Тот самый остров
Шрифт:
Однако было непонятно — ведь, согласно Стивенсону, всё золото капитана Флинта было вывезено отсюда на «Испаньоле»! Выходит, не всё? Или это совсем другие сокровища? Действительно, Шива-то откуда? Значит, они награблены вовсе не экипажем «Моржа», а кем-то ещё. Кем же? Пиратов на Карибах всегда хватало... опять же — вон современное золото... Я посветил факелом чуть правее.

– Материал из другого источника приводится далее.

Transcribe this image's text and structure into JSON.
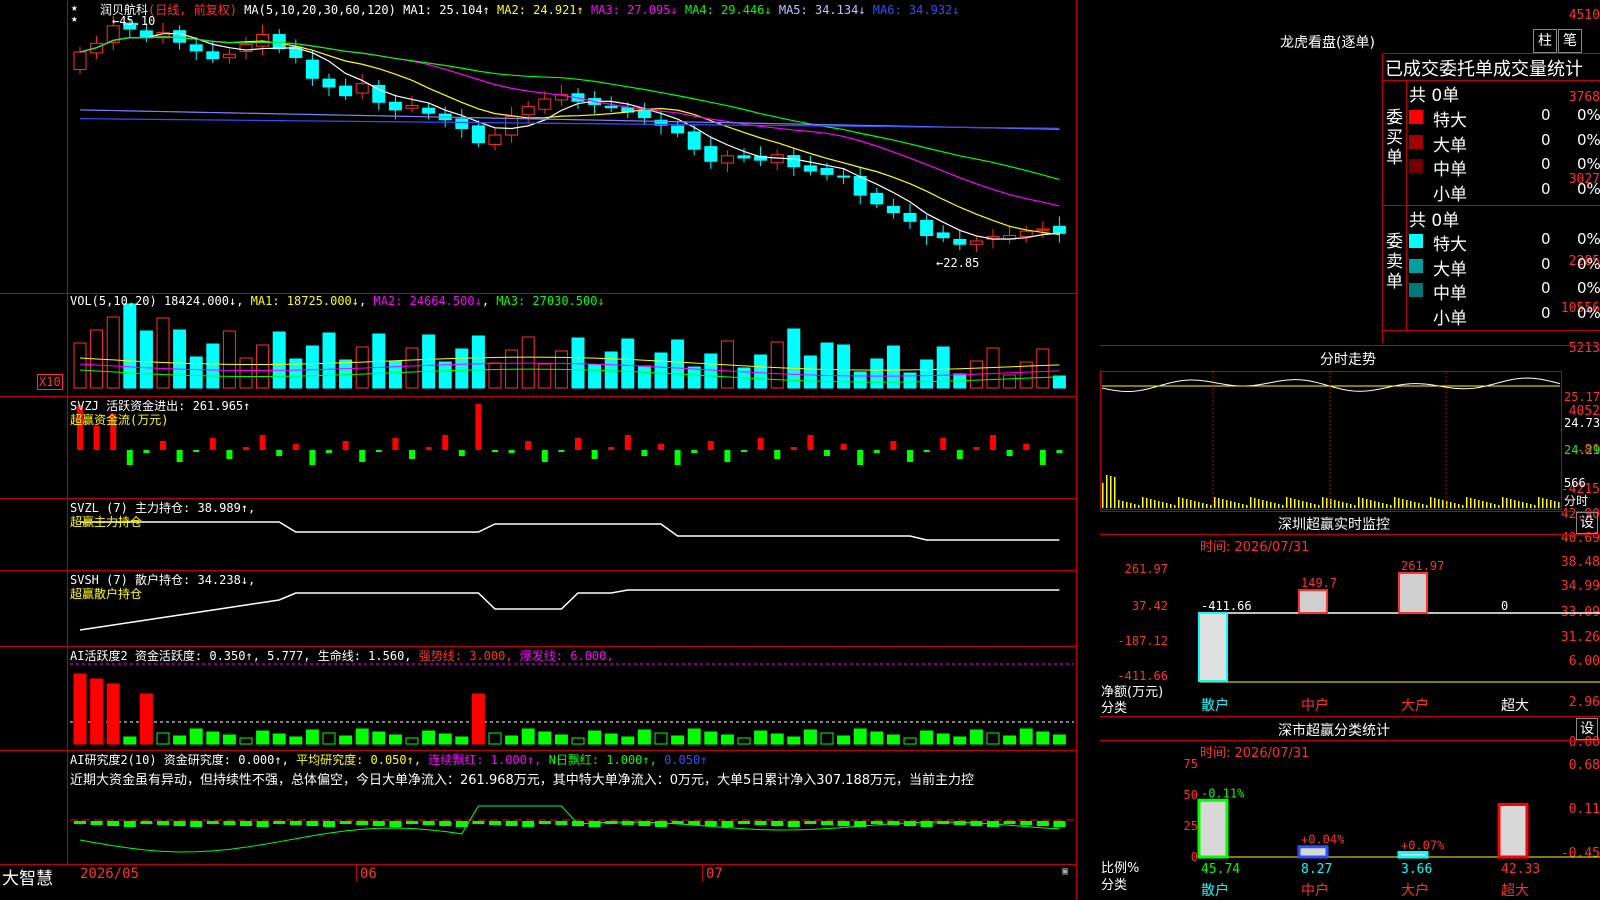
{
  "main": {
    "price_labels": [
      "4510",
      "3768",
      "3027",
      "2285"
    ],
    "header": {
      "stock": "润贝航科",
      "period": "(日线, 前复权)",
      "ma_title": "MA(5,10,20,30,60,120)",
      "ma1": "MA1: 25.104↑",
      "ma2": "MA2: 24.921↑",
      "ma3": "MA3: 27.095↓",
      "ma4": "MA4: 29.446↓",
      "ma5": "MA5: 34.134↓",
      "ma6": "MA6: 34.932↓"
    },
    "high_marker": "45.10",
    "low_marker": "22.85",
    "star_markers": [
      "★",
      "★"
    ],
    "colors": {
      "ma1": "#ffffff",
      "ma2": "#ffff00",
      "ma3": "#ff00ff",
      "ma4": "#00ff00",
      "ma5": "#8080ff",
      "ma6": "#3050ff"
    }
  },
  "vol": {
    "labels": [
      "10556",
      "5213"
    ],
    "scale": "X10",
    "header": {
      "title": "VOL(5,10,20)",
      "value": "18424.000↓",
      "ma1": "MA1: 18725.000↓",
      "ma2": "MA2: 24664.500↓",
      "ma3": "MA3: 27030.500↓"
    }
  },
  "svzj": {
    "labels": [
      "4052",
      "-81",
      "-4215"
    ],
    "header": {
      "title": "SVZJ  活跃资金进出: 261.965↑",
      "sub": "超赢资金流(万元)"
    }
  },
  "svzl": {
    "labels": [
      "42.90",
      "40.69",
      "38.48"
    ],
    "header": {
      "title": "SVZL (7) 主力持仓: 38.989↑,",
      "sub": "超赢主力持仓"
    }
  },
  "svsh": {
    "labels": [
      "34.99",
      "33.09",
      "31.26"
    ],
    "header": {
      "title": "SVSH (7) 散户持仓: 34.238↓,",
      "sub": "超赢散户持仓"
    }
  },
  "ai1": {
    "labels": [
      "6.00",
      "2.96",
      "0.00"
    ],
    "header": {
      "title": "AI活跃度2 资金活跃度: 0.350↑, 5.777, 生命线: 1.560,",
      "strong": "强势线: 3.000,",
      "burst": "爆发线: 6.000,"
    }
  },
  "ai2": {
    "labels": [
      "0.68",
      "0.11",
      "-0.45"
    ],
    "header": {
      "title": "AI研究度2(10) 资金研究度: 0.000↑,",
      "avg": "平均研究度: 0.050↑,",
      "streak": "连续飘红: 1.000↑,",
      "nday": "N日飘红: 1.000↑,",
      "last": "0.050↑"
    },
    "comment": "近期大资金虽有异动，但持续性不强，总体偏空，今日大单净流入：261.968万元，其中特大单净流入：0万元，大单5日累计净入307.188万元，当前主力控"
  },
  "xaxis": {
    "brand": "大智慧",
    "labels": [
      "2026/05",
      "06",
      "07"
    ]
  },
  "right": {
    "lhb": {
      "title": "龙虎看盘(逐单)",
      "btn_zhu": "柱",
      "btn_bi": "笔",
      "subtitle": "已成交委托单成交量统计",
      "buy_label": "委买单",
      "sell_label": "委卖单",
      "buy_total": "共 0单",
      "sell_total": "共 0单",
      "buy_rows": [
        {
          "name": "特大",
          "count": "0",
          "pct": "0%",
          "color": "#ff0000"
        },
        {
          "name": "大单",
          "count": "0",
          "pct": "0%",
          "color": "#a00000"
        },
        {
          "name": "中单",
          "count": "0",
          "pct": "0%",
          "color": "#700000"
        },
        {
          "name": "小单",
          "count": "0",
          "pct": "0%",
          "color": ""
        }
      ],
      "sell_rows": [
        {
          "name": "特大",
          "count": "0",
          "pct": "0%",
          "color": "#00ffff"
        },
        {
          "name": "大单",
          "count": "0",
          "pct": "0%",
          "color": "#00a0a0"
        },
        {
          "name": "中单",
          "count": "0",
          "pct": "0%",
          "color": "#007878"
        },
        {
          "name": "小单",
          "count": "0",
          "pct": "0%",
          "color": ""
        }
      ]
    },
    "intraday": {
      "title": "分时走势",
      "labels": [
        "25.17",
        "24.73",
        "24.29"
      ],
      "vol_label": "566",
      "vol_unit": "分时"
    },
    "sz_monitor": {
      "title": "深圳超赢实时监控",
      "btn": "设",
      "time": "时间: 2026/07/31",
      "ylabels": [
        "261.97",
        "37.42",
        "-187.12",
        "-411.66"
      ],
      "ytitle": "净额(万元)",
      "xtitle": "分类",
      "categories": [
        "散户",
        "中户",
        "大户",
        "超大"
      ],
      "values": [
        -411.66,
        149.7,
        261.97,
        0
      ],
      "value_labels": [
        "-411.66",
        "149.7",
        "261.97",
        "0"
      ]
    },
    "sz_stats": {
      "title": "深市超赢分类统计",
      "btn": "设",
      "time": "时间: 2026/07/31",
      "ylabels": [
        "75",
        "50",
        "25",
        "0"
      ],
      "ytitle": "比例%",
      "xtitle": "分类",
      "categories": [
        "散户",
        "中户",
        "大户",
        "超大"
      ],
      "values": [
        45.74,
        8.27,
        3.66,
        42.33
      ],
      "changes": [
        "-0.11%",
        "+0.04%",
        "+0.07%",
        ""
      ]
    }
  }
}
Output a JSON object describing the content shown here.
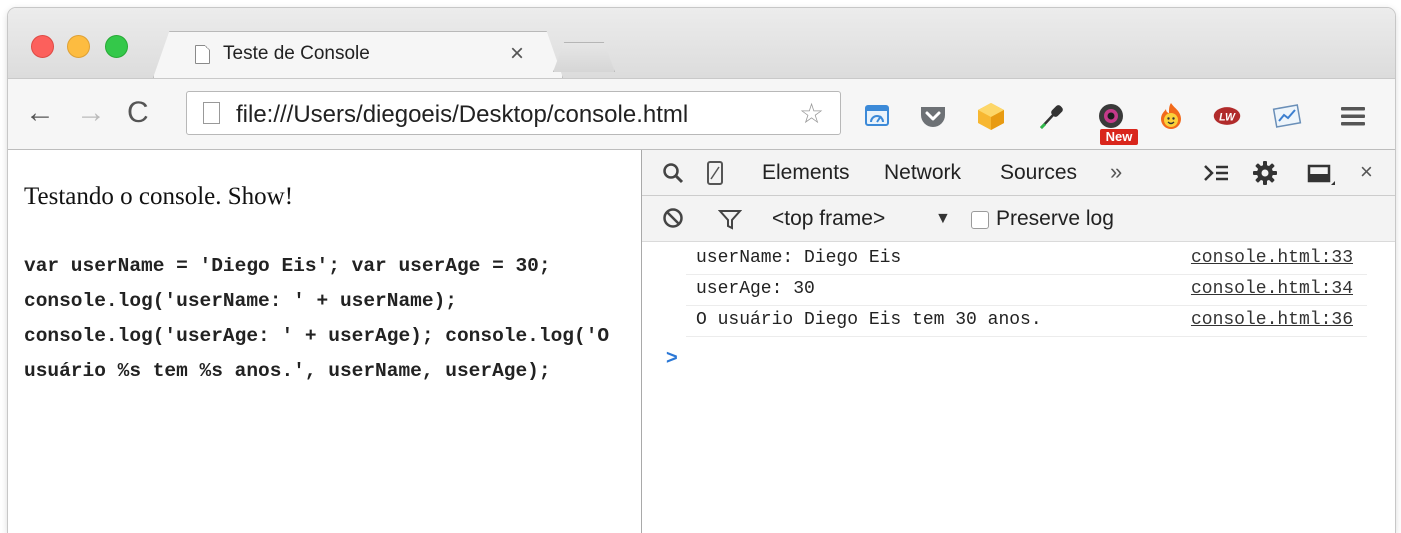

Точно так же штабелем было сложено серебро в слитках, и ещё какой-то металл — подозреваю, что платина (я её никогда в жизни не видел, поэтому могу ошибиться). Я только собирался приступить к осмотру ровных рядов картонных коробок, как почувствовал прикосновение Мэг:
— Вот он, твой пиратский остров! Принимай поздравления!
Спасибо, конечно... однако что же теперь со всем этим делать?
Мэг словно брызнула на меня холодной водой:
— Погоди, Си-Джей, мы ведь совсем забыли наблюдать за бухтой.
Взяв у меня бинокль, она со своим факелом вышла наружу, лязгнув дверью. Я остался в сокровищнице один. Могу себе представить, как дурацки я выглядел сбоку.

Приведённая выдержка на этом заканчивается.